Sir Salty McWouldbe-Admiral-And-Commander

Sir Salty McWouldbe-Admiral-And-Commander

I had been thinking on Sir Salty’s generous albeit confusing and somewhat mutinous offer to take over the ship. Getting North of the Hawaiian Islands took  longer than expected and the constant head winds and calms punctuated only by showers kept me fiddling with lines and our course day and night with little time for anything else.

I got around to a response last night and pinned it to a perpetually soporific Salty. This morning, I found Sir Salty in covetous possession of the remaining grog. I reckon that’s a yes.

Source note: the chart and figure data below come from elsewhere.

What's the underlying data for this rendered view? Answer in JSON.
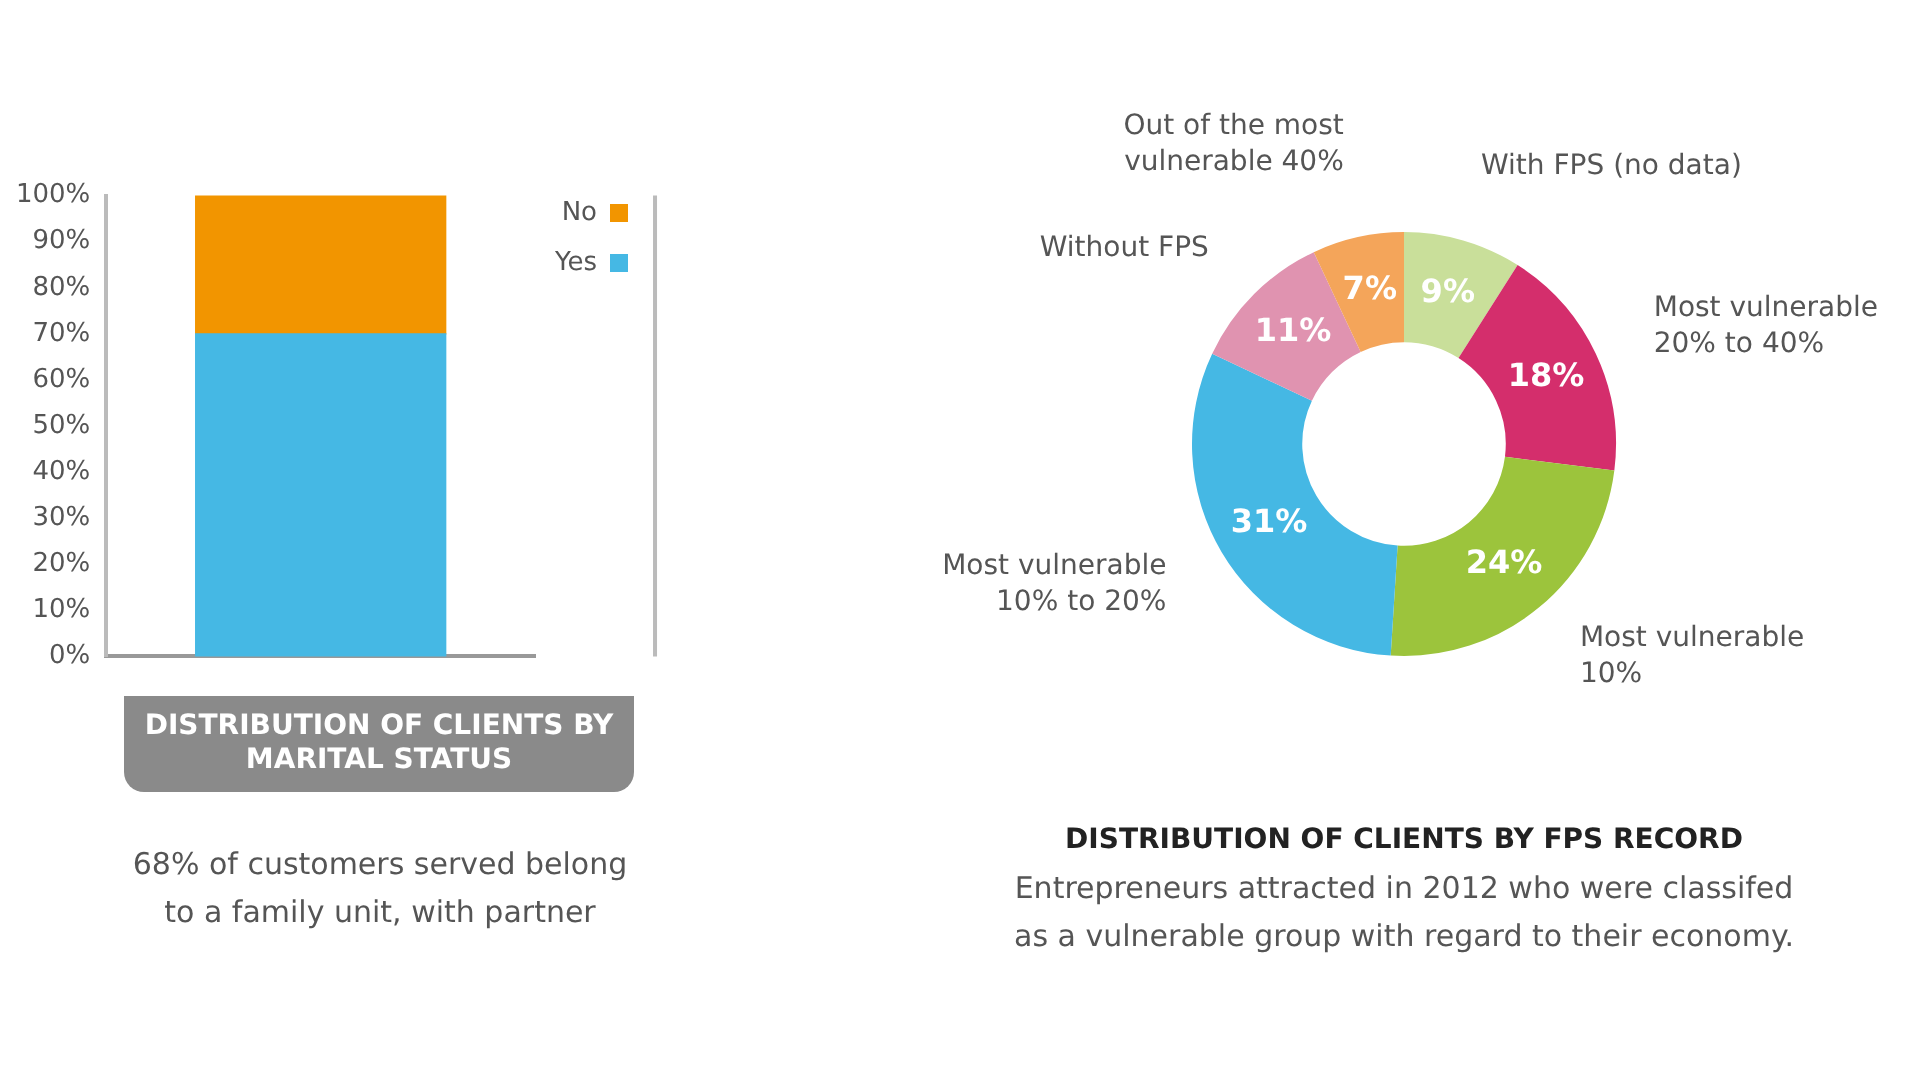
{
  "chart_data": [
    {
      "type": "bar",
      "title": "DISTRIBUTION OF CLIENTS BY MARITAL STATUS",
      "categories": [
        null
      ],
      "stacked": true,
      "series": [
        {
          "name": "Yes",
          "color": "#45b8e4",
          "values": [
            70
          ]
        },
        {
          "name": "No",
          "color": "#f29500",
          "values": [
            30
          ]
        }
      ],
      "ylim": [
        0,
        100
      ],
      "yticks": [
        {
          "value": 0,
          "label": "0%"
        },
        {
          "value": 10,
          "label": "10%"
        },
        {
          "value": 20,
          "label": "20%"
        },
        {
          "value": 30,
          "label": "30%"
        },
        {
          "value": 40,
          "label": "40%"
        },
        {
          "value": 50,
          "label": "50%"
        },
        {
          "value": 60,
          "label": "60%"
        },
        {
          "value": 70,
          "label": "70%"
        },
        {
          "value": 80,
          "label": "80%"
        },
        {
          "value": 90,
          "label": "90%"
        },
        {
          "value": 100,
          "label": "100%"
        }
      ],
      "grid": false,
      "legend": "top right",
      "tick_labels": "y",
      "annotations": [
        "68% of customers served belong to a family unit, with partner"
      ]
    },
    {
      "type": "donut",
      "title": "DISTRIBUTION OF CLIENTS BY FPS RECORD",
      "subtitle": "Entrepreneurs attracted in 2012 who were classifed as a vulnerable group with regard to their economy.",
      "categories": [
        "With FPS (no data)",
        "Most vulnerable 20% to 40%",
        "Most vulnerable 10%",
        "Most vulnerable 10% to 20%",
        "Without FPS",
        "Out of the most vulnerable 40%"
      ],
      "values": [
        9,
        18,
        24,
        31,
        11,
        7
      ],
      "value_labels": [
        "9%",
        "18%",
        "24%",
        "31%",
        "11%",
        "7%"
      ],
      "colors": [
        "#c9df9a",
        "#d42e6c",
        "#9cc43c",
        "#45b8e4",
        "#e093b0",
        "#f4a55a"
      ],
      "legend": false
    }
  ]
}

Here’s the note I left for Sir Salty McWouldbe-Admiral-And-Commander:

To Sir Salty McAdmiral-And-Commander

Firstly, let me apologize for not responding to your magnanimous offer of relieving me of the onerous responsibilities and duties as Captain. This past week’s work has required us to pass under and then clear the Hawaiian Islands all the while hard on the wind or becalmed. You, of course, know this as you have been fast asleep, rested and prepared to spring into action and save all our lives if need be.

I have very carefully considered your offer to assume the Captaincy. At first blush, it smacks of little more than outright mutiny from a disgruntled malcontent. In fact, late one night last week, I had the ship’s irons in hand and was determined to see you in them. Thankfully, Port and Starboard, normally a constant thorn in your side, intervened on your behalf and talked some sense into me.

I have come to know you as a valued and dependable shipmate. And over the course of these many months at sea, I have come to know something of your character. It was my mistake and haughty temper to think your heart had somehow blackened and turned mutinous. Moreover and perhaps worse, it seems my pride had been pricked and pride once pricked precedes a great fall.

However, a ship can only have one Captain and for better or worse, this ship has me. That is not to say in any way am expert in all things. But it is to say that the responsibilities for this ship and those on board lay at my feet.

It is clear that you, Sir Salty, surpass me in all respects when it comes to fishes and fishing. It is also clear that you could well serve the entire ship’s company by assuming the role of Chief Fisheries Officer. In this capacity, you would have the responsibility of pointing a flipper at any spot and I, ship’s safety notwithstanding, would have the responsibility of getting us there. The post comes with a generous increase in your daily ration of grog and first right of refusal for any fish or fishes we bring aboard.

In summary then, you would have the freedom as Chief Fisheries Officer to direct the ship where you see fit for fishes. In essence, the same freedom I do as Captain minus the responsibilities that I alone must bear. This seems to me an excellent compromise, with much added benefit, and I suspect will go a long way helping to alleviate any anxiety you may be experiencing watching me trying to catch a fish. 

I trust this new appointment and post meets with your immediate approval and consent.